Look for pale plastered wings with red-tile roofs and an arched passage attached to a taller two-story stone house.
This is a malmgård, a country estate built on Stockholm’s old outskirts, and it is the oldest surviving building in the Krubban block. Count Gabriel Oxenstierna received this plot in sixteen forty-six after city street planning took another of his properties. His son left it empty, but his widow, Countess Elsa Barbro Sparre, finally gave the place life and likely lived here in the seventeen twenties.
After her death, court marshal Count Carl Gustav Spens transformed it again. In seventeen thirty-three he made it a permanent home and laid out a large garden. Imagine the original scene: a main house with a säteritak, a Swedish roof with a raised center, and three wings wrapping a rectangular courtyard. Those wings held the kitchen, brewhouse, stables, and carriage house, so this quiet space once carried the smells of baking, brewing, hay, and leather. Beyond them stood more farm buildings and a mill called Kurckan. Take a peek at your screen and you can still read that enclosed plan in the surviving wings.
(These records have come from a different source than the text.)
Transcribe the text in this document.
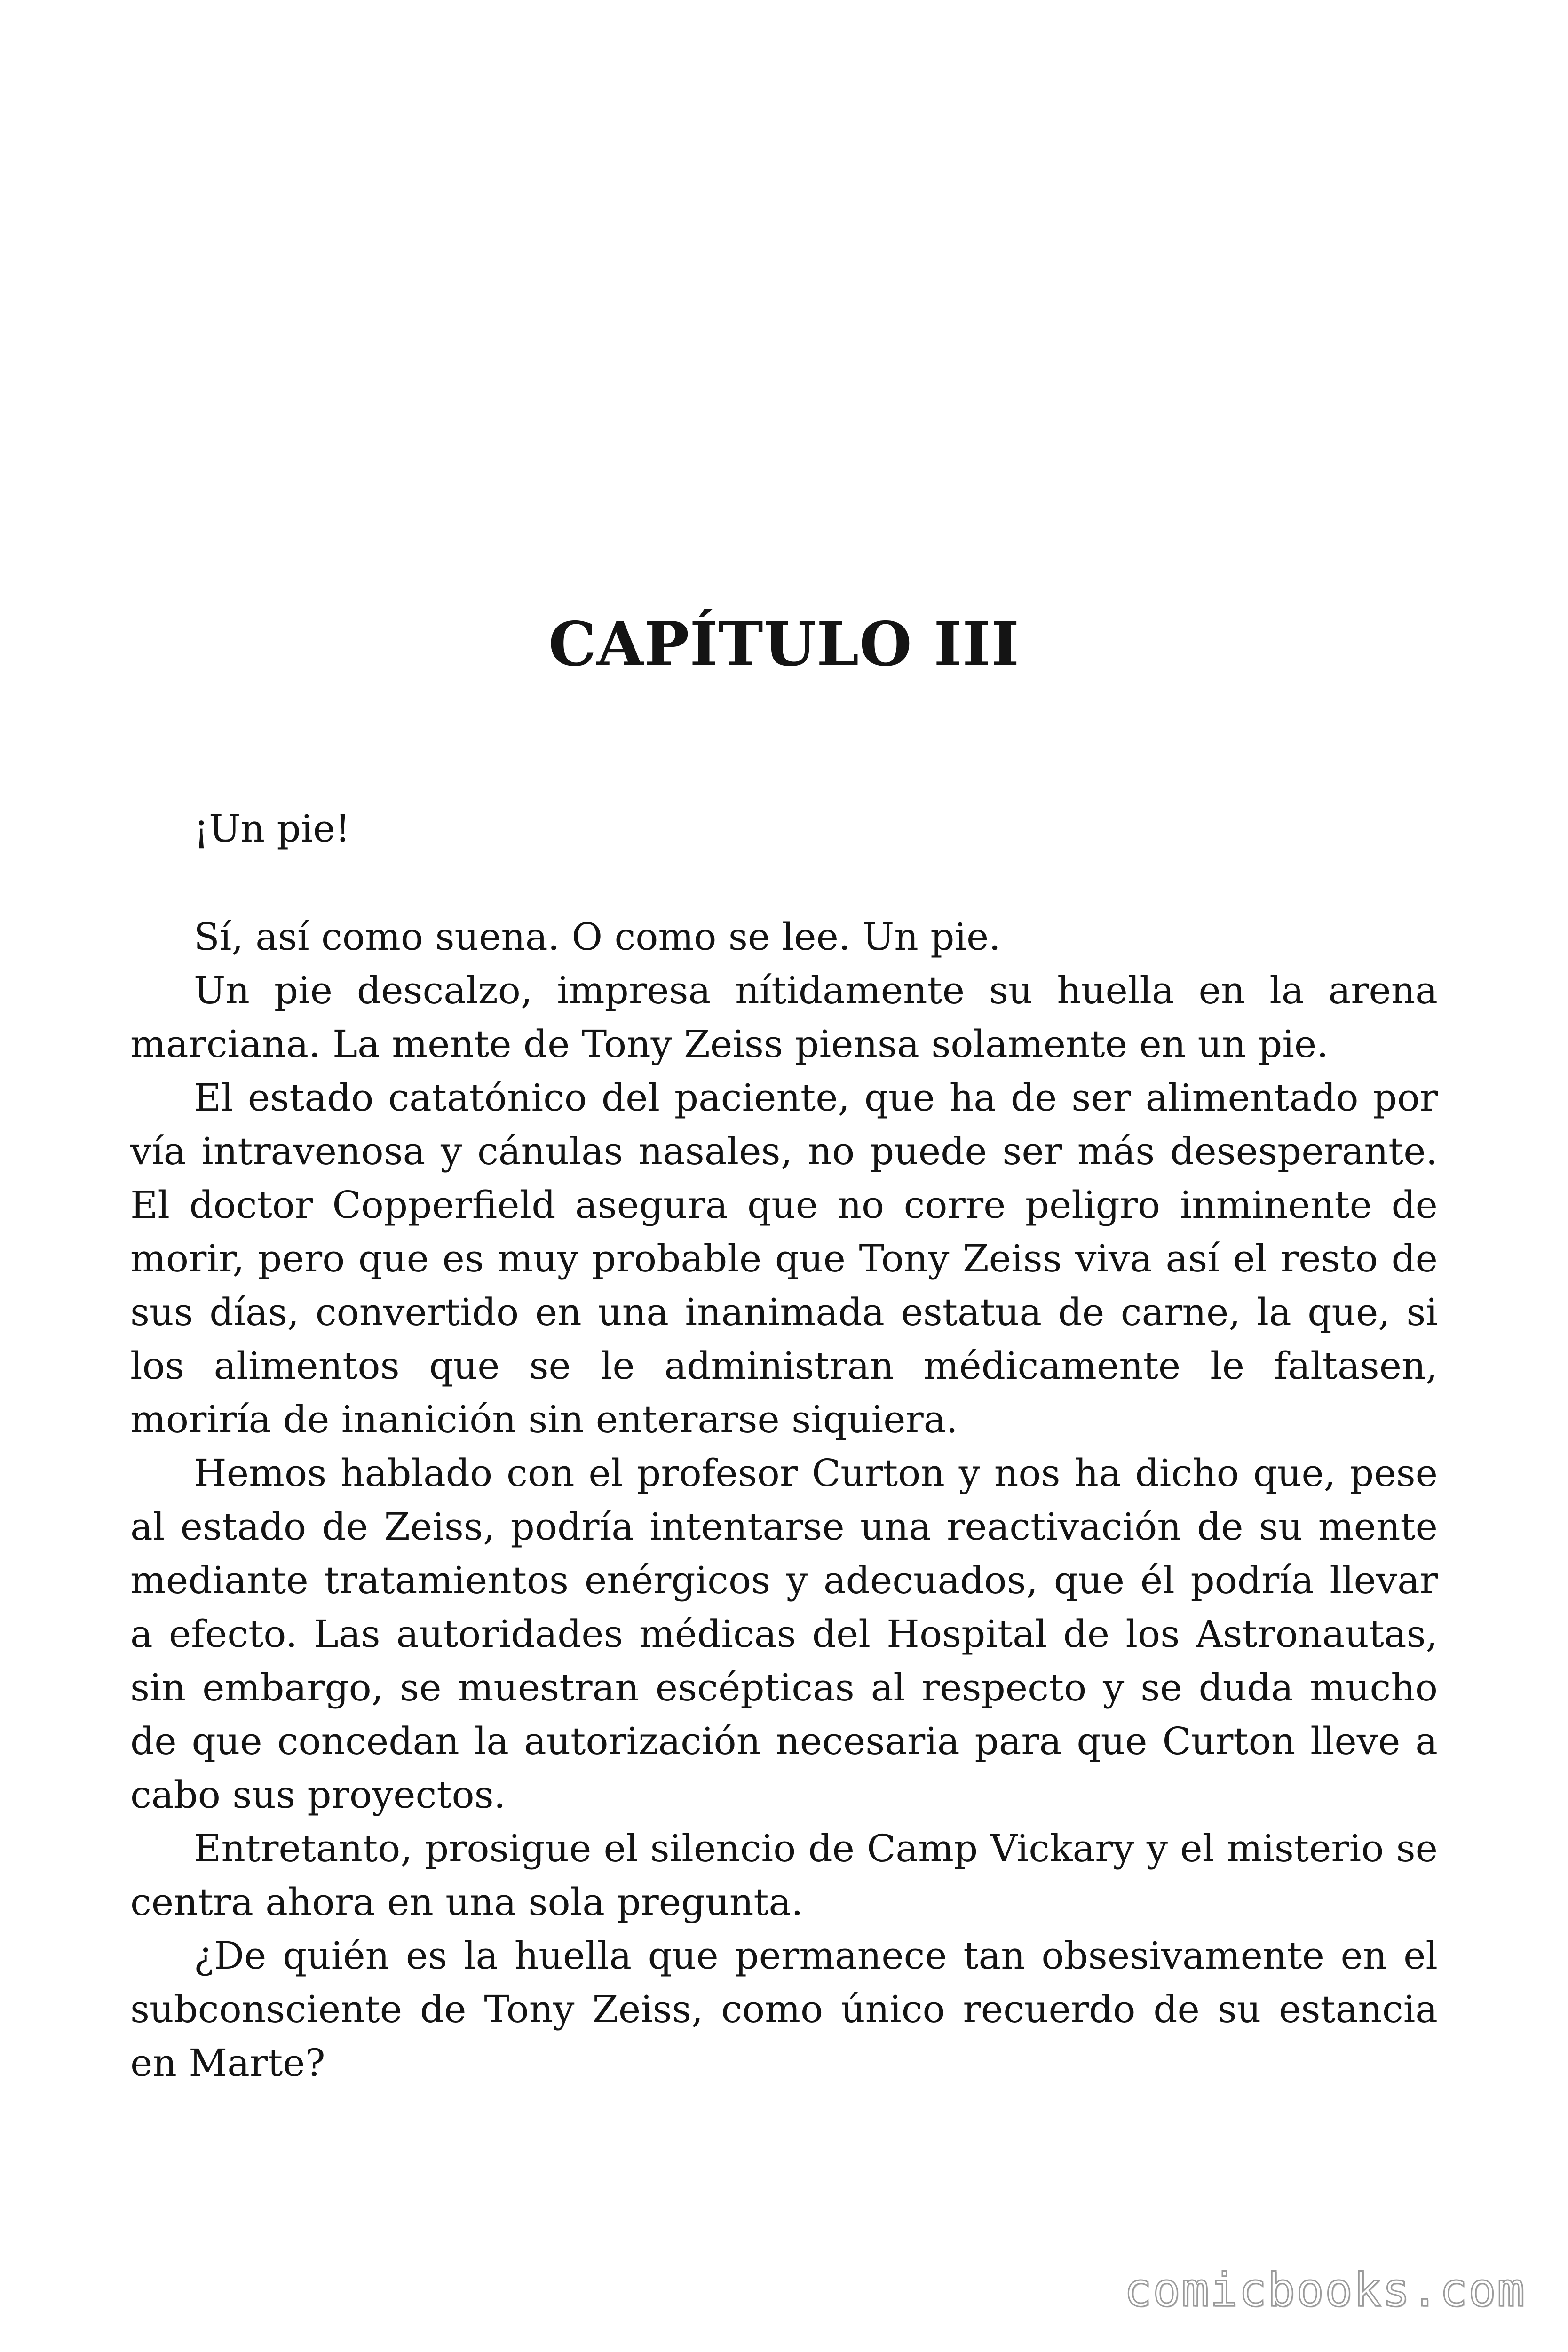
CAPÍTULO III

¡Un pie!

Sí, así como suena. O como se lee. Un pie.

Un pie descalzo, impresa nítidamente su huella en la arena marciana. La mente de Tony Zeiss piensa solamente en un pie.

El estado catatónico del paciente, que ha de ser alimentado por vía intravenosa y cánulas nasales, no puede ser más desesperante. El doctor Copperfield asegura que no corre peligro inminente de morir, pero que es muy probable que Tony Zeiss viva así el resto de sus días, convertido en una inanimada estatua de carne, la que, si los alimentos que se le administran médicamente le faltasen, moriría de inanición sin enterarse siquiera.

Hemos hablado con el profesor Curton y nos ha dicho que, pese al estado de Zeiss, podría intentarse una reactivación de su mente mediante tratamientos enérgicos y adecuados, que él podría llevar a efecto. Las autoridades médicas del Hospital de los Astronautas, sin embargo, se muestran escépticas al respecto y se duda mucho de que concedan la autorización necesaria para que Curton lleve a cabo sus proyectos.

Entretanto, prosigue el silencio de Camp Vickary y el misterio se centra ahora en una sola pregunta.

¿De quién es la huella que permanece tan obsesivamente en el subconsciente de Tony Zeiss, como único recuerdo de su estancia en Marte?

comicbooks.com
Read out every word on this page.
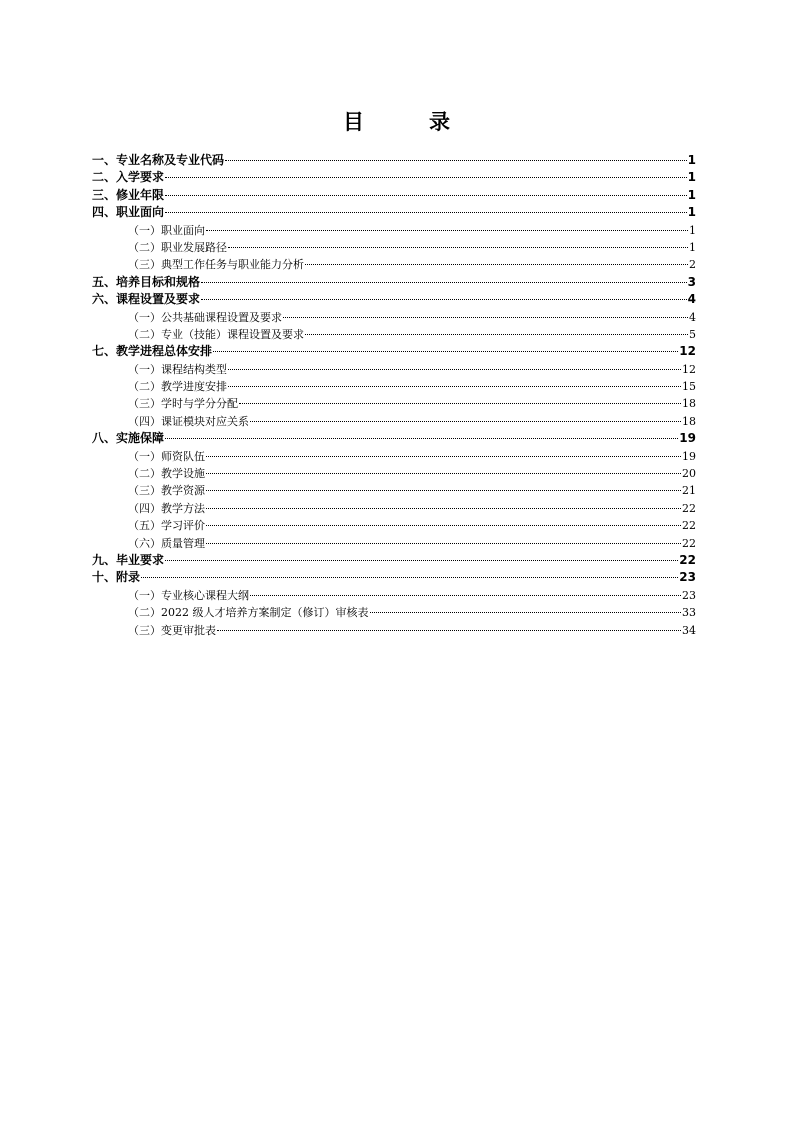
目　录
一、专业名称及专业代码	1
二、入学要求	1
三、修业年限	1
四、职业面向	1
（一）职业面向	1
（二）职业发展路径	1
（三）典型工作任务与职业能力分析	2
五、培养目标和规格	3
六、课程设置及要求	4
（一）公共基础课程设置及要求	4
（二）专业（技能）课程设置及要求	5
七、教学进程总体安排	12
（一）课程结构类型	12
（二）教学进度安排	15
（三）学时与学分分配	18
（四）课证模块对应关系	18
八、实施保障	19
（一）师资队伍	19
（二）教学设施	20
（三）教学资源	21
（四）教学方法	22
（五）学习评价	22
（六）质量管理	22
九、毕业要求	22
十、附录	23
（一）专业核心课程大纲	23
（二）2022 级人才培养方案制定（修订）审核表	33
（三）变更审批表	34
Then a rope-maker changed everything. Olof Roselius bought the estate in seventeen seventy-four and, in the seventeen eighties, designed his own two-story stone house beside it, linking it to the north wing through a passage. The main house burned in eighteen twenty-nine, but the wings and Roselius’s house survived. In eighteen thirty-one the Crown took over for the Royal Mounted Life Guards, turning the buildings into a canteen, forge, stable for sick horses, apartments, and an infirmary. Today, the state protects this layered survivor as a listed monument.
This courtyard feels like Stockholm folded into one address. When you’re ready, head on to the Swedish History Museum.